Answer 18 · 2020-06-06T09:48:26.000Z

I get a build error using the PR:

[ERROR] ice4j/src/main/java/org/ice4j/ice/Agent.java:[1480,16] reference to findLocalCandidate is ambiguous
[ERROR]   both method findLocalCandidate(org.ice4j.TransportAddress,org.ice4j.ice.LocalCandidate) in org.ice4j.ice.Agent and method findLocalCandidate(org.ice4j.TransportAddress,java.lang.String) in org.ice4j.ice.Agent match

I've changed the function to this and done some testing:

    public LocalCandidate findLocalCandidate(TransportAddress localAddress)
    {
        return findLocalCandidate(localAddress, (LocalCandidate)null);
    }

Using the STUN works fine now.

However I still get the NullPointerException when setting org.ice4j.ice.harvest.NAT_HARVESTER_LOCAL_ADDRESS=172.23.0.5

Answer 19 · 2020-06-08T16:53:13.000Z

The PR will also need #207 applied first, to remove the (unused) function that's giving the ambiguous reference.
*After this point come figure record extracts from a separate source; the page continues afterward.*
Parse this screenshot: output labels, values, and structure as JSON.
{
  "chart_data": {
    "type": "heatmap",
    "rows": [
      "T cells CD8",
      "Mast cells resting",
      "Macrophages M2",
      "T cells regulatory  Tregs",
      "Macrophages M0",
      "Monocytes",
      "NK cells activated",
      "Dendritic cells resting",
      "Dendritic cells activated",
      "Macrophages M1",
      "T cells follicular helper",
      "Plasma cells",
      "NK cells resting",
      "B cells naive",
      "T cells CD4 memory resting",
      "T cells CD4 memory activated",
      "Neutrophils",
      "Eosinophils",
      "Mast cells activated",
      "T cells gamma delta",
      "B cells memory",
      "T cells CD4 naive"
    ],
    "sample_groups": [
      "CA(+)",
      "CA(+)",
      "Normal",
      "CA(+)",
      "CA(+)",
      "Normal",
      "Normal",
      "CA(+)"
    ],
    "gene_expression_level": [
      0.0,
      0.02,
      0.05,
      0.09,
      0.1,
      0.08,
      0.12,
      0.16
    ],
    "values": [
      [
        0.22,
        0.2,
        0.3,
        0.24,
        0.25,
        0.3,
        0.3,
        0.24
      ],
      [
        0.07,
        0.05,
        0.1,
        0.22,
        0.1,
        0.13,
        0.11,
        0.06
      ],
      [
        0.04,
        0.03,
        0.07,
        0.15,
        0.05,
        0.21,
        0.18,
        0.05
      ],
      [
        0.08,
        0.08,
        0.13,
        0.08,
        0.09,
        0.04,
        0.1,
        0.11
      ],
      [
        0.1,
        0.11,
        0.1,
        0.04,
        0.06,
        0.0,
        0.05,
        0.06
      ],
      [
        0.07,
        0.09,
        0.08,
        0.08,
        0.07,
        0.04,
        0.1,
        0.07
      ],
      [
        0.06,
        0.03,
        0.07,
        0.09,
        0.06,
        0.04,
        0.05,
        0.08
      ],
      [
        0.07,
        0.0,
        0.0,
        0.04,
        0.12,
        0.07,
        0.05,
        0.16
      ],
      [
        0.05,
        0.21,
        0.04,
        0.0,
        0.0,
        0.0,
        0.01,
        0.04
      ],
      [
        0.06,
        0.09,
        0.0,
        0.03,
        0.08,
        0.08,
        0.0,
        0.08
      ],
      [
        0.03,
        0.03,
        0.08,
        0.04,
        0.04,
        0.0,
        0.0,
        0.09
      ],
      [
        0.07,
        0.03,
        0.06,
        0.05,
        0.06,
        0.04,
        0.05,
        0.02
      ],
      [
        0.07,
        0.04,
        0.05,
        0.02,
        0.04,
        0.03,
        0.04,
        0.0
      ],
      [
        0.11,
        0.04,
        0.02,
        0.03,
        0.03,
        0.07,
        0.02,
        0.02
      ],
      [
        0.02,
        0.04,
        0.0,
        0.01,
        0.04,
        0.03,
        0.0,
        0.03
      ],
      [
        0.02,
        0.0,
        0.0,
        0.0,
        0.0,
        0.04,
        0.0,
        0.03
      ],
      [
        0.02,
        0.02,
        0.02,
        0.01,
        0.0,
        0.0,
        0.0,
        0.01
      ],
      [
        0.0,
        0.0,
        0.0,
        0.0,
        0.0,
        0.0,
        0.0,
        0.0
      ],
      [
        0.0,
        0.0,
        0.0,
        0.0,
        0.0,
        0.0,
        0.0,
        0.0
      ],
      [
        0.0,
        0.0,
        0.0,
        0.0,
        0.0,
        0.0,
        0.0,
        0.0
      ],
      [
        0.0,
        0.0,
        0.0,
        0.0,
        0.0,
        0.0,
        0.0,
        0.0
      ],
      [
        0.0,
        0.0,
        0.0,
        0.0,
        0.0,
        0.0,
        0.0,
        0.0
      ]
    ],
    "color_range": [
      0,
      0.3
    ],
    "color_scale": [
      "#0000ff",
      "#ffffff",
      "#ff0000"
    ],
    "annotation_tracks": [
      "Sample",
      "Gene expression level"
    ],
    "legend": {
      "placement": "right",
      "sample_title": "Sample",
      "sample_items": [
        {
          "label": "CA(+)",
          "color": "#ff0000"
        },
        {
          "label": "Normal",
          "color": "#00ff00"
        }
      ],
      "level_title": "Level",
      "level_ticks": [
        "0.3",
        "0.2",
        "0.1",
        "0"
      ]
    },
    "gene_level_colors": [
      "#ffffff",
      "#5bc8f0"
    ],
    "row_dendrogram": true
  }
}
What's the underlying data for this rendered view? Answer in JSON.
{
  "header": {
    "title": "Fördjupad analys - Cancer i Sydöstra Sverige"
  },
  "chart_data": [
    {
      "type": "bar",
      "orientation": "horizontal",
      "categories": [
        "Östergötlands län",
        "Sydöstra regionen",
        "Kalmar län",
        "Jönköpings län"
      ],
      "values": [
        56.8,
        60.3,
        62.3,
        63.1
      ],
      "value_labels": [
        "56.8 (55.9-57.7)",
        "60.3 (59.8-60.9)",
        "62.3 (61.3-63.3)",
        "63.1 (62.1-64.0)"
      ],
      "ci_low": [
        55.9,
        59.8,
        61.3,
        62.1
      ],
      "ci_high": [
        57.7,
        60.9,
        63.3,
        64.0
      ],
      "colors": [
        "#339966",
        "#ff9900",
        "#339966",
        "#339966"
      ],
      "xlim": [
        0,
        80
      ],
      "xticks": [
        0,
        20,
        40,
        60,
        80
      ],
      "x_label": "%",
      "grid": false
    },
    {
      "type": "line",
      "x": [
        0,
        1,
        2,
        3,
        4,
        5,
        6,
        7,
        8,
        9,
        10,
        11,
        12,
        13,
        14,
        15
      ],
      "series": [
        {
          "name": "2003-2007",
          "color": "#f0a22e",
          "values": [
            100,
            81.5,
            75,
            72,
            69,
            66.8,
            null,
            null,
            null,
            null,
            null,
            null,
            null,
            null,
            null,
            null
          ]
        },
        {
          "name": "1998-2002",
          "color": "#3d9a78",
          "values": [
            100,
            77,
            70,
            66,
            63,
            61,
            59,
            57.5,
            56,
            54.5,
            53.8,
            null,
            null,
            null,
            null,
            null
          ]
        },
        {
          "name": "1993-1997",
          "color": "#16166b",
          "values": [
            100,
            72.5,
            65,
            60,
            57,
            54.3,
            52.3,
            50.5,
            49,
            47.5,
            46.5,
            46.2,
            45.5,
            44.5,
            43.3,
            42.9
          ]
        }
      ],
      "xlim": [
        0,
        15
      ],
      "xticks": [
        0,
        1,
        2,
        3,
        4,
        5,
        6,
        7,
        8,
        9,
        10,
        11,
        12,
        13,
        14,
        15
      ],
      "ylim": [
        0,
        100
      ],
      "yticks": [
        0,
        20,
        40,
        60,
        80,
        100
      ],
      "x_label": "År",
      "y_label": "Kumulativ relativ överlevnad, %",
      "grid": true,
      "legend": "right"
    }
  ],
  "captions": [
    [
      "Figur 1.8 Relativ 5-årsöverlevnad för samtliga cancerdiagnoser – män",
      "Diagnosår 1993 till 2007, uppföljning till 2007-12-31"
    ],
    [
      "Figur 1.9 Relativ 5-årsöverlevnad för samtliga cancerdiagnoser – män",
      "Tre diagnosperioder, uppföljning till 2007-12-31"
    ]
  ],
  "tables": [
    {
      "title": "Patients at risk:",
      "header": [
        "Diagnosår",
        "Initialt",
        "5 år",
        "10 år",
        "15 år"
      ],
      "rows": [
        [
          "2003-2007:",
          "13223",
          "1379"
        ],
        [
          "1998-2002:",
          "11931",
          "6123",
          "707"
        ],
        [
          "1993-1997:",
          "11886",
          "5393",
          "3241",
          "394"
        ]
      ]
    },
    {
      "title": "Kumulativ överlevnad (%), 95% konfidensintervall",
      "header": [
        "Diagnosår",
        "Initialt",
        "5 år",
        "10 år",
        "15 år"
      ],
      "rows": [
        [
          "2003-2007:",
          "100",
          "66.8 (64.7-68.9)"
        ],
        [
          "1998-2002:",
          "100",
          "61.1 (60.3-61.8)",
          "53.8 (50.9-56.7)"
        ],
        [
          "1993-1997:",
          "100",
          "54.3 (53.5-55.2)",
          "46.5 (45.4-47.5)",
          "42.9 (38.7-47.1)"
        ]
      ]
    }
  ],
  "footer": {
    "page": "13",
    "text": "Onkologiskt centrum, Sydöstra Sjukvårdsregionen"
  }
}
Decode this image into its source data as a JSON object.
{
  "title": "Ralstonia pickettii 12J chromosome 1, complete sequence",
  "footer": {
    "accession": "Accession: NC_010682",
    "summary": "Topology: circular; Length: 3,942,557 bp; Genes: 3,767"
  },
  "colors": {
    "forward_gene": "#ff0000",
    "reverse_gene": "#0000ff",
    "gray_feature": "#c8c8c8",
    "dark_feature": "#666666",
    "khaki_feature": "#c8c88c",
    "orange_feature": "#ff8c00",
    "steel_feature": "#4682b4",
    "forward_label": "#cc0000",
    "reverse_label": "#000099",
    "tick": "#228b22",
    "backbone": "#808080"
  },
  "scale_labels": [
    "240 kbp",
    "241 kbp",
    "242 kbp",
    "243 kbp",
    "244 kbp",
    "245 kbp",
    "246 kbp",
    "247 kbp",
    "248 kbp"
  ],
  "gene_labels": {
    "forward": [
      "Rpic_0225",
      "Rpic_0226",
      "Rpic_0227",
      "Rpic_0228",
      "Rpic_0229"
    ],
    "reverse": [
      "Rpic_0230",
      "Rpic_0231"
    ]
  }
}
The NPE now only happens if you explicitly lie to the config, i.e. tell it the local address is one that can't actually be used as the source of media, right? If so, I'm not too worried about that causing problems.

Answer 20 · 2020-06-08T18:57:35.000Z

Correct, with the PR applied I can only reproduce the NPE when ice4j is misconfigured.